Security Support Provider Interface Architecture (Windows CE 5.0)
Different applications require different ways to identify or authenticate users, and different means of encrypting data traveling across a network. To avoid coding every available security option into an application, Windows CE supports the Security Support Provider Interface (SSPI), which enables applications to access dynamic-link libraries (DLLs) containing common authentication and cryptographic data schemes. These DLLs are called Security Support Providers (SSPs). The following illustration shows the relationship of the SSP DLLs to the SSPI Secur32.dll, Winsock, and WinInet.
SSPs make one or more security solutions, called security packages, available to applications. A security package maps various SSPI functions to the security protocols specified in the package. An application implementing the SSPI can use any security package available on a system without having details about the security protocols implemented by the security package. Additionally, you can write your own SSP and add it to the registry.
To determine which provider is supported by a specific OS design, check for unique DLLs associated with each provider. The following table shows the DLLs for Kerberos, NTLM, and Schannel security providers.
The following example shows how to update the registry to install an SSP.
[HKEY_LOCAL_MACHINE\Comm\SecurityProviders] Providers=REG_SZ:provider1.dll, provider2.dll,...
A single DLL can contain multiple security packages; for example, SSL2 and SSL3.
The application programming interfaces (APIs) contained in the SSPI are divided into the following functional areas:
- Package management
- Credential management
- Context management
- Message support
Package management functions enumerate and query the attributes of the security packages of an SSP. These functions list the security packages available on a SSP, and enable an application to select one from the available security packages to support its requirements.
Credential management functions enable applications to gain access to the credentials of a principal, where a principal is an entity recognized by the security system. Such entities include human users and autonomous processes. A credential is data such as a password or user name used by a principal to establish the principal's identity.

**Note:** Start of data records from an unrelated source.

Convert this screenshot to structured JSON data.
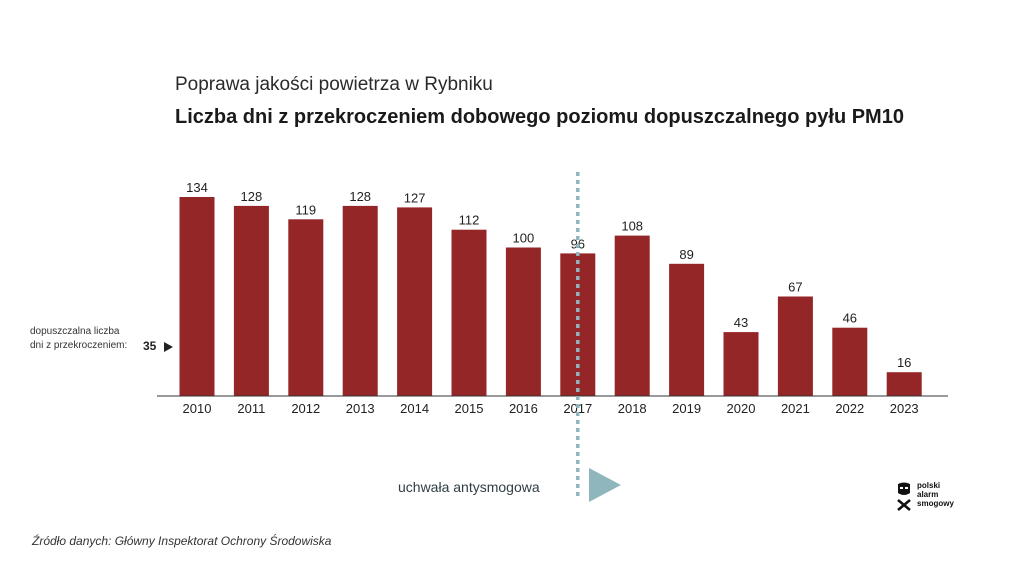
{
  "header": {
    "title": "Poprawa jakości powietrza w Rybniku",
    "subtitle": "Liczba dni z przekroczeniem dobowego poziomu dopuszczalnego pyłu PM10"
  },
  "threshold": {
    "label_line1": "dopuszczalna liczba",
    "label_line2": "dni z przekroczeniem:",
    "value": "35"
  },
  "policy": {
    "label": "uchwała antysmogowa",
    "year": "2017",
    "line_color": "#8fb5bd"
  },
  "source": "Źródło danych: Główny Inspektorat Ochrony Środowiska",
  "logo": {
    "icon": "alarm-mask-icon",
    "line1": "polski",
    "line2": "alarm",
    "line3": "smogowy"
  },
  "colors": {
    "bar": "#952628",
    "axis": "#333333",
    "policy": "#8fb5bd"
  },
  "chart_data": {
    "type": "bar",
    "categories": [
      "2010",
      "2011",
      "2012",
      "2013",
      "2014",
      "2015",
      "2016",
      "2017",
      "2018",
      "2019",
      "2020",
      "2021",
      "2022",
      "2023"
    ],
    "values": [
      134,
      128,
      119,
      128,
      127,
      112,
      100,
      96,
      108,
      89,
      43,
      67,
      46,
      16
    ],
    "title": "Liczba dni z przekroczeniem dobowego poziomu dopuszczalnego pyłu PM10",
    "xlabel": "",
    "ylabel": "",
    "ylim": [
      0,
      134
    ],
    "grid": false,
    "legend": "none",
    "annotations": [
      {
        "type": "threshold",
        "value": 35,
        "text": "dopuszczalna liczba dni z przekroczeniem: 35"
      },
      {
        "type": "vertical-line",
        "at": "2017",
        "text": "uchwała antysmogowa"
      }
    ]
  }
}
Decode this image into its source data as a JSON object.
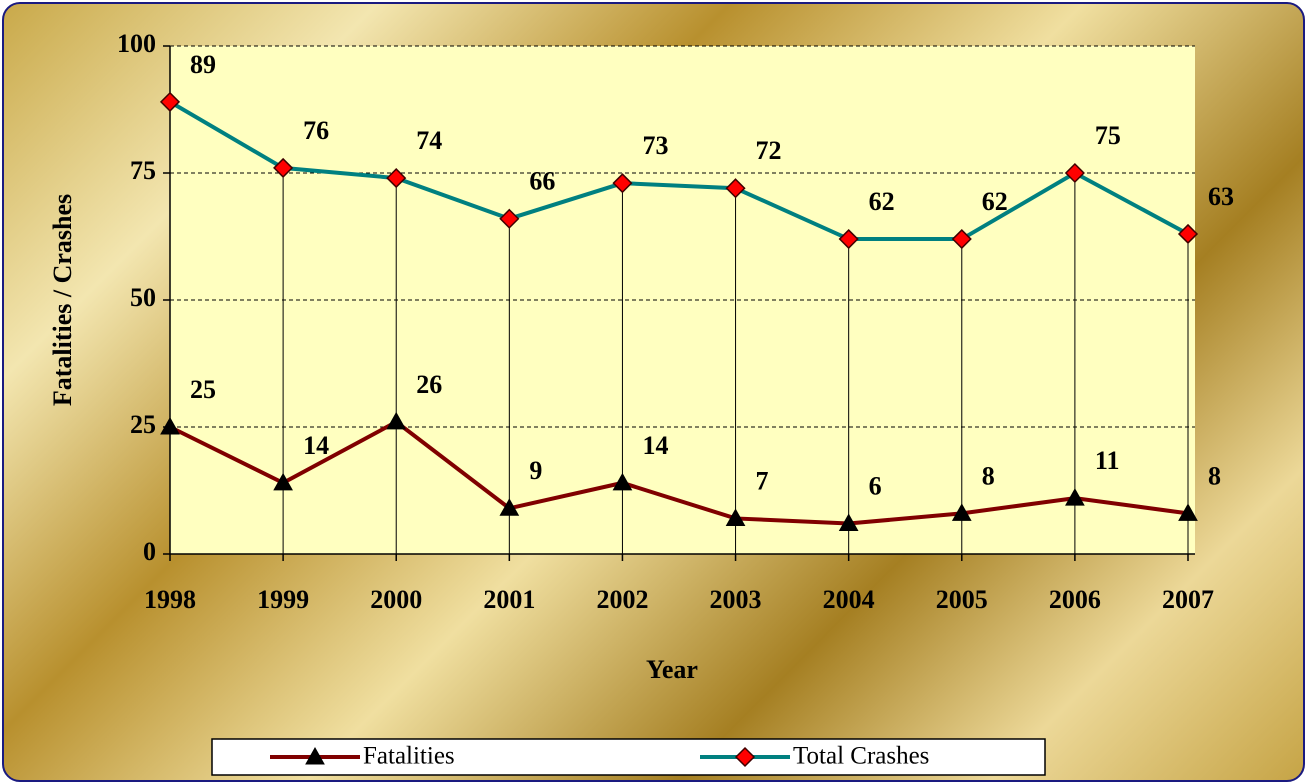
{
  "chart_data": {
    "type": "line",
    "x_label": "Year",
    "y_label": "Fatalities / Crashes",
    "categories": [
      "1998",
      "1999",
      "2000",
      "2001",
      "2002",
      "2003",
      "2004",
      "2005",
      "2006",
      "2007"
    ],
    "series": [
      {
        "name": "Fatalities",
        "color": "#800000",
        "marker": "triangle",
        "marker_color": "#000000",
        "values": [
          25,
          14,
          26,
          9,
          14,
          7,
          6,
          8,
          11,
          8
        ]
      },
      {
        "name": "Total Crashes",
        "color": "#008080",
        "marker": "diamond",
        "marker_color": "#ff0000",
        "values": [
          89,
          76,
          74,
          66,
          73,
          72,
          62,
          62,
          75,
          63
        ]
      }
    ],
    "ylim": [
      0,
      100
    ],
    "yticks": [
      0,
      25,
      50,
      75,
      100
    ],
    "grid": true,
    "drop_lines": true,
    "legend": "bottom"
  }
}
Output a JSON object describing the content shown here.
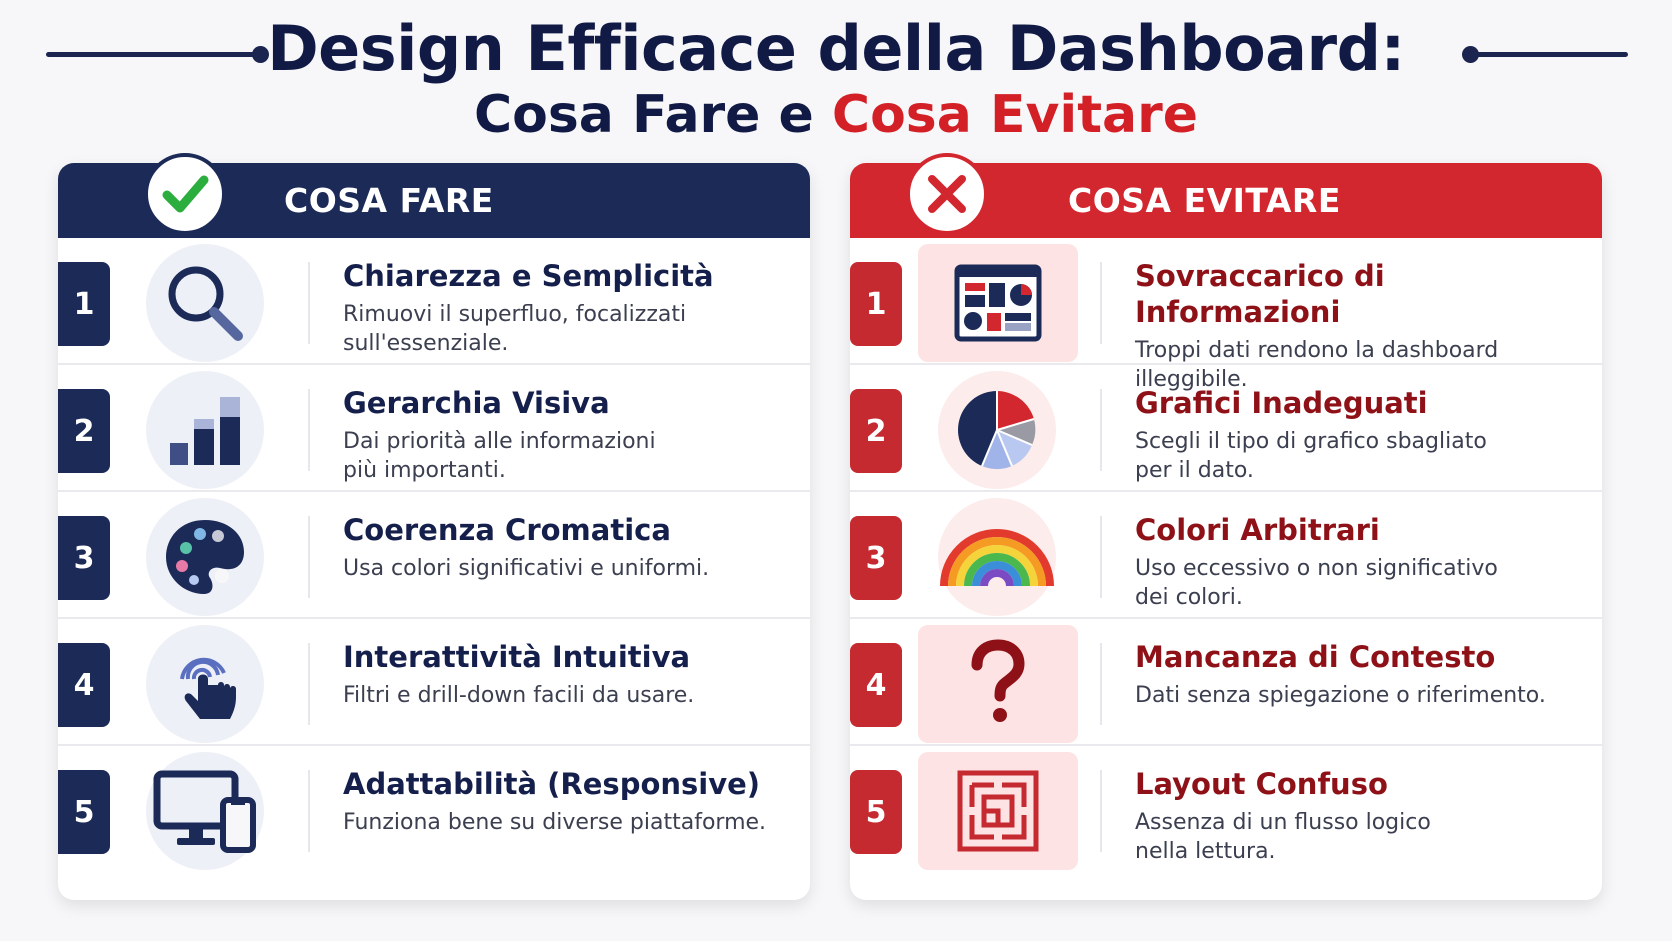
{
  "title": {
    "line1": "Design Efficace della Dashboard:",
    "line2_a": "Cosa Fare e ",
    "line2_b": "Cosa Evitare"
  },
  "colors": {
    "navy": "#1b2a57",
    "red": "#d32730",
    "dark_red_text": "#8e1117"
  },
  "do": {
    "header": "COSA FARE",
    "badge_icon": "check-icon",
    "items": [
      {
        "num": "1",
        "title": "Chiarezza e Semplicità",
        "desc1": "Rimuovi il superfluo, focalizzati",
        "desc2": "sull'essenziale.",
        "icon": "magnifier-icon"
      },
      {
        "num": "2",
        "title": "Gerarchia Visiva",
        "desc1": "Dai priorità alle informazioni",
        "desc2": "più importanti.",
        "icon": "bar-chart-icon"
      },
      {
        "num": "3",
        "title": "Coerenza Cromatica",
        "desc1": "Usa colori significativi e uniformi.",
        "desc2": "",
        "icon": "palette-icon"
      },
      {
        "num": "4",
        "title": "Interattività Intuitiva",
        "desc1": "Filtri e drill-down facili da usare.",
        "desc2": "",
        "icon": "touch-hand-icon"
      },
      {
        "num": "5",
        "title": "Adattabilità (Responsive)",
        "desc1": "Funziona bene su diverse piattaforme.",
        "desc2": "",
        "icon": "devices-icon"
      }
    ]
  },
  "avoid": {
    "header": "COSA EVITARE",
    "badge_icon": "cross-icon",
    "items": [
      {
        "num": "1",
        "title": "Sovraccarico di Informazioni",
        "desc1": "Troppi dati rendono la dashboard",
        "desc2": "illeggibile.",
        "icon": "cluttered-dashboard-icon"
      },
      {
        "num": "2",
        "title": "Grafici Inadeguati",
        "desc1": "Scegli il tipo di grafico sbagliato",
        "desc2": "per il dato.",
        "icon": "pie-chart-icon"
      },
      {
        "num": "3",
        "title": "Colori Arbitrari",
        "desc1": "Uso eccessivo o non significativo",
        "desc2": "dei colori.",
        "icon": "rainbow-icon"
      },
      {
        "num": "4",
        "title": "Mancanza di Contesto",
        "desc1": "Dati senza spiegazione o riferimento.",
        "desc2": "",
        "icon": "question-mark-icon"
      },
      {
        "num": "5",
        "title": "Layout Confuso",
        "desc1": "Assenza di un flusso logico",
        "desc2": "nella lettura.",
        "icon": "maze-icon"
      }
    ]
  }
}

Context management functions enable applications to create and use security contexts. A security context is security data, including session key and session duration, relevant to a connection. Both client and server must cooperate to create a security context. The client and the server can then use the security context with message support functions to ensure message integrity and privacy during the connection.
Message support functions enable an application to transmit messages that cannot be tampered with. The message support functions work with one or more buffers that contain a message and an associated security context created by the context management functions.